Background Single large-fragment plate constructs currently are the norm for internal fixation of middiaphyseal humerus fractures. In cases where humeral size is limited, however, dual small-fragment locking plate constructs may serve as an alternative. The mechanical effects of different possible plate configurations around the humeral diaphysis may be important, but to our knowledge, have yet to be investigated. Questions/purposes We used finite element analysis to compare the simulated mechanical performance of five different dual small-fragment locking plate construct configurations for humeral middiaphyseal fracture fixation in terms of (1) stiffness, (2) stress shielding of bone, (3) hardware stresses, and (4) interfragmentary strain. Methods Middiaphyseal humeral fracture fixation was simulated using the finite element method. Three 90°and two side-by-side seven-hole and nine-hole small-fragment dual locking plate configurations were tested in compression, torsion, and combined loading. The configurations chosen are based on implantation using either a posterior or anterolateral approach. Results All three of the 90°configurations were more effective in restoring the intact compressive and torsional stiffness as compared with the side-by-side configurations, resulted in less stress shielding and stressed hardware, and showed interfragmentary strains between 5% to 10% in torsion and combined loading.
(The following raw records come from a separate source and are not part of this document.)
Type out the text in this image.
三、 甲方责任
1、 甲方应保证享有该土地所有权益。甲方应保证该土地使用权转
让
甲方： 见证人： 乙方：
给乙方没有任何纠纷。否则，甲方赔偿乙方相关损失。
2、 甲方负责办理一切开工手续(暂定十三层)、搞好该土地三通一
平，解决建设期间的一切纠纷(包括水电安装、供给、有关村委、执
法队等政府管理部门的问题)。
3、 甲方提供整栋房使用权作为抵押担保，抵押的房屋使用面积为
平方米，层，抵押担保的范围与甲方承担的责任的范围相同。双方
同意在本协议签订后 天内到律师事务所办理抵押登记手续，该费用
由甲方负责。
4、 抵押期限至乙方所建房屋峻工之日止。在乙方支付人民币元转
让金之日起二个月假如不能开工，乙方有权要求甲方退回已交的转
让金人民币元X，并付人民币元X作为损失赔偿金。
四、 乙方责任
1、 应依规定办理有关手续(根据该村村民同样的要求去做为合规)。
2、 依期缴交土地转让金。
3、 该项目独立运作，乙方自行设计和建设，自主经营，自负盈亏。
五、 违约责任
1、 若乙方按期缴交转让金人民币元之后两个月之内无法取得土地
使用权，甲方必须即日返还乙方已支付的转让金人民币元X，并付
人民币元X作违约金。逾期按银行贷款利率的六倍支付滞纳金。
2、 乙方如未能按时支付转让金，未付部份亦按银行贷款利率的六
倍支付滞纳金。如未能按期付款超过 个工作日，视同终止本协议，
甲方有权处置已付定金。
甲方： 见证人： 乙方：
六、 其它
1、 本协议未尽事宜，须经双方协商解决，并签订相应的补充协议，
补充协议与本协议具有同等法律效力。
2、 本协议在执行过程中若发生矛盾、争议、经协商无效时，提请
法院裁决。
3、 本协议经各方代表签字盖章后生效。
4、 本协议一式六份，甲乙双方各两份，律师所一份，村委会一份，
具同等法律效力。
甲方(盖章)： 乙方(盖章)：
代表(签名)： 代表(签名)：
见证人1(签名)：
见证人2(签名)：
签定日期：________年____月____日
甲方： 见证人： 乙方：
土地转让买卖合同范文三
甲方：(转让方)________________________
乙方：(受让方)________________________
Conclusions The nine-hole plate anterior and seven-hole plate lateral (90°apart) configuration provided the best fixation. Our findings show the mechanical importance of plate placement with relation to loading in dual-plate fracture-fixation constructs. Clinical Relevance The results presented provide novel biomechanical information for the orthopaedic surgeon considering different treatment options for middiaphyseal humeral fractures.